A surgeon living in the provinces, as fond of good cheer as he was learned, invented this recipe which we acquired by bribing his cook. No leg of venison can compare with a simple leg of mutton prepared in the following manner. Eight days in advance you will cover the leg of mutton with the marinade called Baume Samaritain, composed of wine -- old Burgundy, Beaune or Chambertin -- and virgin olive oil. Into this balm to which you have already added the usual condiments of salt, pepper, bay leaf, thyme, beside an atom of ginger root, put a pinch of cayenne, a nutmeg cut into small pieces, a handful of crushed juniper berries and lastly a dessertspoon of powdered sugar (effective as musk in perfumery) which serves to fix the different aromas. Twice a day you will turn the gigot. Now we come to the main point of the preparation. After you have placed the gigot in the marinade you will arm yourself with a surgical syringe of a size to hold 1/2 pint which you will fill with 1/2 cup of cognac and 1/2 cup of fresh orange juice. Inject the contents of the syringe into the fleshy part of the gigot in three different spots. Refill the syringe with the same contents and inject into the gigot twice more. Each day you will fill the syringe with the marinade and inject the contents into the gigot. At the end of the week the leg of mutton is ready to be roasted; perfumed with the condiments and the spices, completely permeated by the various flavours, it has been transfused into a strange and exquisite venison.
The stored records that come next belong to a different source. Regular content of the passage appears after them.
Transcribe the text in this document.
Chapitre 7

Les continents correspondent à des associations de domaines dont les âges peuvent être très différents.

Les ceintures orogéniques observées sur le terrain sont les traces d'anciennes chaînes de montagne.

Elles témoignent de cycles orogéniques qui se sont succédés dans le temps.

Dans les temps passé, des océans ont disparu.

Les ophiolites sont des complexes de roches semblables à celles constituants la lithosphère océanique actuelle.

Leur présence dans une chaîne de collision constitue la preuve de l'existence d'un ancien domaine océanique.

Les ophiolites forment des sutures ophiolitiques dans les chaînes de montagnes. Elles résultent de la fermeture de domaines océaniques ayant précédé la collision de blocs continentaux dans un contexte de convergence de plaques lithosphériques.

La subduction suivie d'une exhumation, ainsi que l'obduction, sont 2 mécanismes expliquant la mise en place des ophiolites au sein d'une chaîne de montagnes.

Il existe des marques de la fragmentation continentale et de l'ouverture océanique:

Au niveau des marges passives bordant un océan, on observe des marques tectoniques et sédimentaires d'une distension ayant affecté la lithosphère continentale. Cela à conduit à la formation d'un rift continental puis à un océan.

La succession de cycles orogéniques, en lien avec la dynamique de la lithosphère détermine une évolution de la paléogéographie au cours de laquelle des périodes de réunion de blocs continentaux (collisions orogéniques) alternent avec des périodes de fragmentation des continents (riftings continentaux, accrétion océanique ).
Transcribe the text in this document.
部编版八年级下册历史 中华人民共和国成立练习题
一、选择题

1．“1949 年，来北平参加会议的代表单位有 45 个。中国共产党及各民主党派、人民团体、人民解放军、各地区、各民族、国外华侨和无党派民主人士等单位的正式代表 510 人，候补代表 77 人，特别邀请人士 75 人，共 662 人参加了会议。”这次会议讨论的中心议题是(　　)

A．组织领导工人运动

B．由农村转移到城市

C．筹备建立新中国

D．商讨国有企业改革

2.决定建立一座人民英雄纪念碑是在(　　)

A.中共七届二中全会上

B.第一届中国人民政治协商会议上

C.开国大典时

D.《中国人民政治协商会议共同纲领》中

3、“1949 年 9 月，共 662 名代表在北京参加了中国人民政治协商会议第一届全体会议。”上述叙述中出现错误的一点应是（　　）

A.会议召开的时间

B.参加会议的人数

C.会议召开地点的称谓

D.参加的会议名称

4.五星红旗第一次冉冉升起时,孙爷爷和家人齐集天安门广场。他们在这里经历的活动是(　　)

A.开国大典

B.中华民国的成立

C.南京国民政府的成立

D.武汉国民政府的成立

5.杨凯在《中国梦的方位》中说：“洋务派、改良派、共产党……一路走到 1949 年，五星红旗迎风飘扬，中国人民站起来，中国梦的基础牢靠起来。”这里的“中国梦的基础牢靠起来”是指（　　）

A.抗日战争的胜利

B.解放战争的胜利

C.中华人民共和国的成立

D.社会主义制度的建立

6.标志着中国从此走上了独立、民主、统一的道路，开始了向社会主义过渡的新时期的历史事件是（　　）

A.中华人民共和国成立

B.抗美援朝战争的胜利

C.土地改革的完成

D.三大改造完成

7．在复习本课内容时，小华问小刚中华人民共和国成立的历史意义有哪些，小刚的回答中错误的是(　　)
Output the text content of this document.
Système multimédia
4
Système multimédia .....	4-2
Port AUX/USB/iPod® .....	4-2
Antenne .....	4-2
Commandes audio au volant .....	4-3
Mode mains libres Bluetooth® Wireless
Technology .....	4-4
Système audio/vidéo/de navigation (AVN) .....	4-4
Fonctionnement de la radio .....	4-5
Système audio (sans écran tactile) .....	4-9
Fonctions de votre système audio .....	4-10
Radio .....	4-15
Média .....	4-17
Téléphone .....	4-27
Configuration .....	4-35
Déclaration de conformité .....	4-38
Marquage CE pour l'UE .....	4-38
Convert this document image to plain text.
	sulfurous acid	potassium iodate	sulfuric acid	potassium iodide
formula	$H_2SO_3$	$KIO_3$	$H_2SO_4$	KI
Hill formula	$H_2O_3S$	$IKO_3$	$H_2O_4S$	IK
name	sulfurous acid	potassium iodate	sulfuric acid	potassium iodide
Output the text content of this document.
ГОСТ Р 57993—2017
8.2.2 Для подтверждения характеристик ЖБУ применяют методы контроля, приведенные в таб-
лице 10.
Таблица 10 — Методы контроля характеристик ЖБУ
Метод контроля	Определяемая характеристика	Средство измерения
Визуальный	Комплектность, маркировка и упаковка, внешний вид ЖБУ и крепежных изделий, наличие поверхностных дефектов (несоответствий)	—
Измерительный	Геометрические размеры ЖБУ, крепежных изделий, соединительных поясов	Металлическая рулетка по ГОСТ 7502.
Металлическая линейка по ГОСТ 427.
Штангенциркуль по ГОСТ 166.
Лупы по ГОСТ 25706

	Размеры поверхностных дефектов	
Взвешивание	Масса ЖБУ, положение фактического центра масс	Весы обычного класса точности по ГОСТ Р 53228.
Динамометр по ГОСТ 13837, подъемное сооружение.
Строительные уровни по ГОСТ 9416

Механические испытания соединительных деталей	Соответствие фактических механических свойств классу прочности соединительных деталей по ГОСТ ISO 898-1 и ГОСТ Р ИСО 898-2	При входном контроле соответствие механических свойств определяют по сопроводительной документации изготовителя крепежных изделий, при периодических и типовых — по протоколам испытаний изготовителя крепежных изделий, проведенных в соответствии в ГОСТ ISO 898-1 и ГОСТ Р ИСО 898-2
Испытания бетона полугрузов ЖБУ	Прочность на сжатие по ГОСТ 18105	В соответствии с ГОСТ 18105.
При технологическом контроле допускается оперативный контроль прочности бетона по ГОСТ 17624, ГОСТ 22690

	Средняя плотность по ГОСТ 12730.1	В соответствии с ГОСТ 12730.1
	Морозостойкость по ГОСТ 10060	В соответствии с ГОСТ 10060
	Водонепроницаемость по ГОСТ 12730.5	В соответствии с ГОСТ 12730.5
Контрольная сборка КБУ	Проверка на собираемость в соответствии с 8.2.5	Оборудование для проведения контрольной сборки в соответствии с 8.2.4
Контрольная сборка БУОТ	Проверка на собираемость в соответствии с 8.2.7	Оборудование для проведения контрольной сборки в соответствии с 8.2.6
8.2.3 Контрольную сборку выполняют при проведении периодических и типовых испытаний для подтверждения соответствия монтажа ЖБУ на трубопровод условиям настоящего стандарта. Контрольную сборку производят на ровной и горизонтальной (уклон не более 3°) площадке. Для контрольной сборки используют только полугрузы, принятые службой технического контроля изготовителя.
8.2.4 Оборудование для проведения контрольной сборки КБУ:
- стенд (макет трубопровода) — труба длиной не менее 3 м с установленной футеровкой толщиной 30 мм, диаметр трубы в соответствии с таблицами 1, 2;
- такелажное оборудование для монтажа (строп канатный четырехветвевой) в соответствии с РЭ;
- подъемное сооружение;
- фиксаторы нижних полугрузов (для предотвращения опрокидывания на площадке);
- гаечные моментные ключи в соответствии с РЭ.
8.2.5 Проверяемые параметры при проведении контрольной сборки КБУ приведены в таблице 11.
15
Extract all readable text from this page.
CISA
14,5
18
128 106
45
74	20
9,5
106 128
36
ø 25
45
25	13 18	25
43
Roast and serve with the usual venison sauce to which has been added just before serving 2 tablespoons of the blood of a hare. [3]

Everyone thought that the syringe was a whimsy, that Madame Pierlot was making mock of them. Not at all. Years later I found it in that great collection of French recipes, Bertrand Guegan's Le Grand Cuisinier Francais. The Baronne Pierlot's recipe is classified, it has entered into the Grande Cuisine Francaise.



1. The leaf must come from Apollo's Laurel (Laurus Nobilis), better known outside France as the bay.

2. Here, a lavish afternoon tea-party.

3. A marinade is a bath of wine, herbs, oil, vegetables, vinegars and so on, in which fish or meat destined for particular dishes repose for specified periods and acquire virtue.